Iess Guglielmo, Bonomo Giulio, Amato Alessia, Ferroli Paolo, Devigili Grazia, Melillo Ylenia, Schiariti Marco
Department of Neurosurgery, IRCCS Carlo Besta Neurological Institute Foundation, Milan, Italy; University of Milan, Milan, Italy.
Department of Neurosurgery, IRCCS Carlo Besta Neurological Institute Foundation, Milan, Italy; University of Milan, Milan, Italy.
World Neurosurg. 2023 Mar;171:103. doi: 10.1016/j.wneu.2022.11.064. Epub 2022 Nov 19.
Accurate midline myelotomy through the posterior median sulcus (PMS) is the key step to minimize surgical morbidity during intramedullary tumor removal. When an intramedullary mass is present, the cord is usually rotated and it may be difficult to distinguish its sulci. Inadvertent dissection through the dorsal columns exposes the patient to disabling postoperative deficits. In recent years, together with the well-established neurophysiologic phase-reversal method, newer intraoperative angiographic techniques have been developed to identify the PMS. In order to illustrate the combination of the 2, we present the case of a 31-year-old man with a right claw hand syndrome who underwent surgical excision of a C6-D1 ependymoma (Video 1)., After localizing the tumor with ultrasound, somatosensory evoked potentials (obtained by stimulating the dorsal columns with the use of a bipolar handheld neurostimulator) were employed to identify the PMS by means of the phase reversal technique, which uncovered the silent central line corresponding to the PMS. Use of indocyanine green fluorescence (ICG) later confirmed with certainty the location of the spinal cord's midline by enabling identification of the dorsal medullary veins exiting the PMS. As expected, the midline was significantly laterally displaced by the tumor. After penetrating the PMS, gentle dissection between the 2 posterior chordae enabled the surgeon to reach and enucleate the tumor in a minimally traumatic fashion. No postoperative deficits were reported. This method represents a direct and effective way to reduce morbidity resulting from this type of surgery.
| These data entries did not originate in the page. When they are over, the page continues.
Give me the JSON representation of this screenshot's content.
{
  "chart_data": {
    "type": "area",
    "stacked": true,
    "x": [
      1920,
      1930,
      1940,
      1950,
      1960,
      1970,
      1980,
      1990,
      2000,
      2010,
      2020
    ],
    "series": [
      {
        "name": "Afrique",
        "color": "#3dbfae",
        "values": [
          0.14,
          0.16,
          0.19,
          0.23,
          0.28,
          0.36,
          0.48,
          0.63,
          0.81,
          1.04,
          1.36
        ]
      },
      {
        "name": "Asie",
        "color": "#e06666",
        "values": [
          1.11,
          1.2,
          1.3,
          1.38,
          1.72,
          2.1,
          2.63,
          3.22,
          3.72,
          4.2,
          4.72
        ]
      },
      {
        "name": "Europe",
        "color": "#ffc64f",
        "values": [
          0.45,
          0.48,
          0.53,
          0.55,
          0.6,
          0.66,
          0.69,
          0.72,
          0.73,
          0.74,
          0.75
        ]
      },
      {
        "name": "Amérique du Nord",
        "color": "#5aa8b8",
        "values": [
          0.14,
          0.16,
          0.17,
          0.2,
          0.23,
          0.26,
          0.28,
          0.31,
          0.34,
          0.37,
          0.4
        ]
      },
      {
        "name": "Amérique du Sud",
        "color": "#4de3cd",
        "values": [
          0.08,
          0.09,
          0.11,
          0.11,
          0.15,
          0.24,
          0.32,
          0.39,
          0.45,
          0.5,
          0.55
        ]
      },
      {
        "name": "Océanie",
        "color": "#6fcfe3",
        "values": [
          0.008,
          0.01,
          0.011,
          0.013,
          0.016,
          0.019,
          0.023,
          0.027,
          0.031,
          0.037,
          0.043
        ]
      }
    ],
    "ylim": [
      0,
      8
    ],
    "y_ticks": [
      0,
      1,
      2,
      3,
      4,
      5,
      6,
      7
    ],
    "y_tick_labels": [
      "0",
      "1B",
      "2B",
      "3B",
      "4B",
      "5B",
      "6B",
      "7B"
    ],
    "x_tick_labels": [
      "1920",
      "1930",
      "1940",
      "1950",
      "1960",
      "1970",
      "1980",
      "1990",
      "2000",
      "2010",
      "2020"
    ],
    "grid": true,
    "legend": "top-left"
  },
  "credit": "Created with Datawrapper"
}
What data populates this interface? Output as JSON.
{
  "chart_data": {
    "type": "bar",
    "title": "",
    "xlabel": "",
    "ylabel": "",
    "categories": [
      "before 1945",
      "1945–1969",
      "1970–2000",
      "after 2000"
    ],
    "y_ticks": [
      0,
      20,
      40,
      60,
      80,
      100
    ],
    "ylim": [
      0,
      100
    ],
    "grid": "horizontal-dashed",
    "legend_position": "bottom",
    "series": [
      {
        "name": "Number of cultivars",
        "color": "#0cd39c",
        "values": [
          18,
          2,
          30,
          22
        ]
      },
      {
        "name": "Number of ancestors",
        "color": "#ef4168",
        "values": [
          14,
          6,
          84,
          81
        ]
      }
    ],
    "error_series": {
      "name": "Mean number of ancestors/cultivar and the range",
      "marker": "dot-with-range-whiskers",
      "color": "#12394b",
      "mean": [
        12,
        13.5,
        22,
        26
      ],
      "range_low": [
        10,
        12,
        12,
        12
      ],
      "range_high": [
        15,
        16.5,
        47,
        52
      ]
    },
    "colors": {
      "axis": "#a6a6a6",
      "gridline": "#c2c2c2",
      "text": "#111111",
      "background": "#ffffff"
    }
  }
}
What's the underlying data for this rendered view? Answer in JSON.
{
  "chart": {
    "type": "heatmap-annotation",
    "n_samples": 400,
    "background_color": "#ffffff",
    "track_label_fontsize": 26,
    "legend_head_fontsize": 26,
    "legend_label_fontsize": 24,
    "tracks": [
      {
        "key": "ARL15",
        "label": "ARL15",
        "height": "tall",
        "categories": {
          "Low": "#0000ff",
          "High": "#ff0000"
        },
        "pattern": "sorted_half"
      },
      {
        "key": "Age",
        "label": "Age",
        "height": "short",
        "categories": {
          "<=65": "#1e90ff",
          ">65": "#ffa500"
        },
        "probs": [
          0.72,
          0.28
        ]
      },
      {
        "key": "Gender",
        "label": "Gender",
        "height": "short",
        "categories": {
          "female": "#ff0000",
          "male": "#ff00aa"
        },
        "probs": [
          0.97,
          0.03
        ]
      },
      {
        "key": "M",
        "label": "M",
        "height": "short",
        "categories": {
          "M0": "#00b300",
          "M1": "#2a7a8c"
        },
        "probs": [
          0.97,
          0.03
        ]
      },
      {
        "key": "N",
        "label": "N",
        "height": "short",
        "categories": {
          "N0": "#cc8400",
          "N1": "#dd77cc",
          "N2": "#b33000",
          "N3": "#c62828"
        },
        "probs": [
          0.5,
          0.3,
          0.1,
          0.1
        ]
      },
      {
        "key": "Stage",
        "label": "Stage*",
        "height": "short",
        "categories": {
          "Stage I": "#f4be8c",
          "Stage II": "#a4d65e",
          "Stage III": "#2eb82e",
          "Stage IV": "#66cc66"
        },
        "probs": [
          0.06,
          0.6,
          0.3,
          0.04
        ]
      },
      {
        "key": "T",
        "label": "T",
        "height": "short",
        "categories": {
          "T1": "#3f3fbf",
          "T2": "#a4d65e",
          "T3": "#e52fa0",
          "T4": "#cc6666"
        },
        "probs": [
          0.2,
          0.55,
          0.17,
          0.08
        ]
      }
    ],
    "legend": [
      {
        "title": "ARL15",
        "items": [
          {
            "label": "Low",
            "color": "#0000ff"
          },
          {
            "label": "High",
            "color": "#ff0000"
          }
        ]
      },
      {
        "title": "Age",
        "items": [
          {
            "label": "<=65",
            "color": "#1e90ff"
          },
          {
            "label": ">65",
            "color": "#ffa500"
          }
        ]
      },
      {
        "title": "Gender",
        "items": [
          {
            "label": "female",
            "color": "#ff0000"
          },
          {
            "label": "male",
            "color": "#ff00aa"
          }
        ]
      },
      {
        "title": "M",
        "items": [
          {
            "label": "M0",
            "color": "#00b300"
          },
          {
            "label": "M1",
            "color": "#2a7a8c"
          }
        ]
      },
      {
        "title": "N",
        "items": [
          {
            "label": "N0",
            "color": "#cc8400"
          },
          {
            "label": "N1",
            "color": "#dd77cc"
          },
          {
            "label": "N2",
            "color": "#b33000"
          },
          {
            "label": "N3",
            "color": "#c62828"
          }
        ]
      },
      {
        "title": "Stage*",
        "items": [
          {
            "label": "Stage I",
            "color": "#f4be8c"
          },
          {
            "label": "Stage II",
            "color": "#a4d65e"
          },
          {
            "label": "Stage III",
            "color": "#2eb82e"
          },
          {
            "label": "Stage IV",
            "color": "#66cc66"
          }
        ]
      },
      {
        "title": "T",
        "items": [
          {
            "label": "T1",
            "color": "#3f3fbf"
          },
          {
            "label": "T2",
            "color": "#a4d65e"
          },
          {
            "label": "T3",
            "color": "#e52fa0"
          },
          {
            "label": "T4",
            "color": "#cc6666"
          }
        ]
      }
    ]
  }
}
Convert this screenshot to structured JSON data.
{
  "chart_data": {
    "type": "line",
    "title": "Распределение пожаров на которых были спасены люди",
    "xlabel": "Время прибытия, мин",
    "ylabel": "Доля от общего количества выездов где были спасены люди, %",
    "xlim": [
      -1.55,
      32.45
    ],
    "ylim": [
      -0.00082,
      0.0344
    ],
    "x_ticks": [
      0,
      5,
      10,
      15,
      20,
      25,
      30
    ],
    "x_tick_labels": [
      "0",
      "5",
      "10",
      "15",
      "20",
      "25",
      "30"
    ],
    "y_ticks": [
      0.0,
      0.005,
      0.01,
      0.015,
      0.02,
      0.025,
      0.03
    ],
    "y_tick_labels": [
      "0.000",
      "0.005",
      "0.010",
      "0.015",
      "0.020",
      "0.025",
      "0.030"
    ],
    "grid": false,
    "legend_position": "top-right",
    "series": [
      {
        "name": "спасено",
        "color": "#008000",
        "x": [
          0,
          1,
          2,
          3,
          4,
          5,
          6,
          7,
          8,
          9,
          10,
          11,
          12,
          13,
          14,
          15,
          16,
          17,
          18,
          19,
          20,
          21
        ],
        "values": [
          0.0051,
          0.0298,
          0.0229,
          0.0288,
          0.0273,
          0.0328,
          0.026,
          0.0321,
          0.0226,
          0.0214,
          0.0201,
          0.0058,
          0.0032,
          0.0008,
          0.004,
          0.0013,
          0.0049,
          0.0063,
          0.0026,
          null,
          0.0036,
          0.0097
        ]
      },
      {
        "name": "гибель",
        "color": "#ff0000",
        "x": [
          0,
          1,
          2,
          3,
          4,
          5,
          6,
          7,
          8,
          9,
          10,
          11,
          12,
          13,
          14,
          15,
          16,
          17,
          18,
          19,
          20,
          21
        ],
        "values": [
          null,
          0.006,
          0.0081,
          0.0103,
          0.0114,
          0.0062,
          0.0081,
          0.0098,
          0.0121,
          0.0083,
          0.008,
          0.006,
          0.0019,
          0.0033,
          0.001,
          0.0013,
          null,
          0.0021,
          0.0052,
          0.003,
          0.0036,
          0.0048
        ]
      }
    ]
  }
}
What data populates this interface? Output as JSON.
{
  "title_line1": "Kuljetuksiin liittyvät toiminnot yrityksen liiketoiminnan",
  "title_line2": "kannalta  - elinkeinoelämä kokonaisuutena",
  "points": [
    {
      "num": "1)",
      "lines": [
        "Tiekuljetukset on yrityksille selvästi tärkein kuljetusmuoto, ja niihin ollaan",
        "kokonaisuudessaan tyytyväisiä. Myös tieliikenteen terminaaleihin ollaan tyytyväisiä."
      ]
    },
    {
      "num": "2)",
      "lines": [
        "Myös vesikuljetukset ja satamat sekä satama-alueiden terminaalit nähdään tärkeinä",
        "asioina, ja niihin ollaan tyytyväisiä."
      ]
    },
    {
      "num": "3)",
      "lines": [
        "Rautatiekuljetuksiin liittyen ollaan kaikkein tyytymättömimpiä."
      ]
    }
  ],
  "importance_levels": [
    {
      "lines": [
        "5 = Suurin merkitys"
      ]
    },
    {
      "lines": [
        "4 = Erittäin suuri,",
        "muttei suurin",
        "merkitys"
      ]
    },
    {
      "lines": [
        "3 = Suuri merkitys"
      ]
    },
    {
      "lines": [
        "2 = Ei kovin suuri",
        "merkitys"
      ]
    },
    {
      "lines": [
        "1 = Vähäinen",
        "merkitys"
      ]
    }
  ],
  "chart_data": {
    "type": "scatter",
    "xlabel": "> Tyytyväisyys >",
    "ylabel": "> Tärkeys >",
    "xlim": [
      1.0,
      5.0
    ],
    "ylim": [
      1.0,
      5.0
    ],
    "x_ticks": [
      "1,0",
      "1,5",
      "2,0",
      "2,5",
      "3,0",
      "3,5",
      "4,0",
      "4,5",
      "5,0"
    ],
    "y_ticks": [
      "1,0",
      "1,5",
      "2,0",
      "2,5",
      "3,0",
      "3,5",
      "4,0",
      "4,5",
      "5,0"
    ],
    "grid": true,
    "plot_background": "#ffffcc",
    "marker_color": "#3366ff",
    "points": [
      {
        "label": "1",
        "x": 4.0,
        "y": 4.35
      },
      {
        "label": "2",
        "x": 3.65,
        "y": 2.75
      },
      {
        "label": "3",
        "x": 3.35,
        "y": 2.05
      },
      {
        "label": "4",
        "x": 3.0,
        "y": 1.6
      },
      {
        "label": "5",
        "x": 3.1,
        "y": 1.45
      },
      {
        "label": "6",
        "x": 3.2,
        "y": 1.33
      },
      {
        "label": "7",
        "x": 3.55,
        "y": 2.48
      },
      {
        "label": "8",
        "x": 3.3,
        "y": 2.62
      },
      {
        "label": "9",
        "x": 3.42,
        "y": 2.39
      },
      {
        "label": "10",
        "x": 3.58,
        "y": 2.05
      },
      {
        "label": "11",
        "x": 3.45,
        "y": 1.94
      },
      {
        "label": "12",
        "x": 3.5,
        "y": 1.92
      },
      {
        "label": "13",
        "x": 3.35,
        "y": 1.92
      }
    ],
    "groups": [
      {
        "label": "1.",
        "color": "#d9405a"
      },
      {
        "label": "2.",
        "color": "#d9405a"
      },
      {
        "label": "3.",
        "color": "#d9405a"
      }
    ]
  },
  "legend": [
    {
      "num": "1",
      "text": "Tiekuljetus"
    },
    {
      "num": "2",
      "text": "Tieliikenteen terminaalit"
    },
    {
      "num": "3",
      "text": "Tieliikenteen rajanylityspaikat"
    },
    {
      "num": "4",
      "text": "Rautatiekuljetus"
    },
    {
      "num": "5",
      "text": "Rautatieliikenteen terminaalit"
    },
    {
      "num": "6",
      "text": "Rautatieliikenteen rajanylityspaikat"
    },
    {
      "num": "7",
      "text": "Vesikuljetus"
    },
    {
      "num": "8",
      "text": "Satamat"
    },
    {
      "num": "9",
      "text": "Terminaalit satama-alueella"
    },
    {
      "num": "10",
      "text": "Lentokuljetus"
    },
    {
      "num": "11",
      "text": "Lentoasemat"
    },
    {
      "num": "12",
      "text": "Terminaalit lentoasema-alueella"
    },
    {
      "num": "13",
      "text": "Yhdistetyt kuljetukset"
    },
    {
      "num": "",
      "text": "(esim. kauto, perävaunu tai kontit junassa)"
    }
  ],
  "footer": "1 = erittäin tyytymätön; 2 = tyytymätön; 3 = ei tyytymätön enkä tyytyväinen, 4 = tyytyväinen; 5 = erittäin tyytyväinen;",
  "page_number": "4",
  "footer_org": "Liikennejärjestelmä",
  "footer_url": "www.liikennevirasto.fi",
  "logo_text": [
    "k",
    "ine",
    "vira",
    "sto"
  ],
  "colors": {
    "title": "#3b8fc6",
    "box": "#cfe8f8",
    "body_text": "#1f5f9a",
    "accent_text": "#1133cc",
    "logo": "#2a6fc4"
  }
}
通过后正中沟(PMS)进行精确的中线脊髓切开术是在髓内肿瘤切除术中将手术并发症降至最低的关键步骤。当存在髓内肿块时,脊髓通常会发生旋转,可能难以辨别其沟回。不经意间切开背侧柱会使患者面临术后致残性缺损的风险。近年来,除了成熟的神经生理相位反转法外,还开发了更新的术中血管造影技术来识别PMS。为了说明这两种方法的结合,我们介绍了一名31岁患有右手爪形手综合征的男性患者的病例,该患者接受了C6 - D1室管膜瘤的手术切除(视频1)。在用超声定位肿瘤后,采用体感诱发电位(通过使用双极手持式神经刺激器刺激背侧柱获得)通过相位反转技术识别PMS,该技术揭示了与PMS相对应的无电活动的中心线。随后使用吲哚菁绿荧光(ICG)通过识别从PMS穿出的延髓背静脉,确切地确认了脊髓中线的位置。不出所料,中线因肿瘤而明显向外侧移位。穿透PMS后,在两条后索之间进行轻柔的分离,使外科医生能够以微创方式到达并摘除肿瘤。未报告术后缺损。这种方法是减少此类手术并发症的一种直接有效的方式。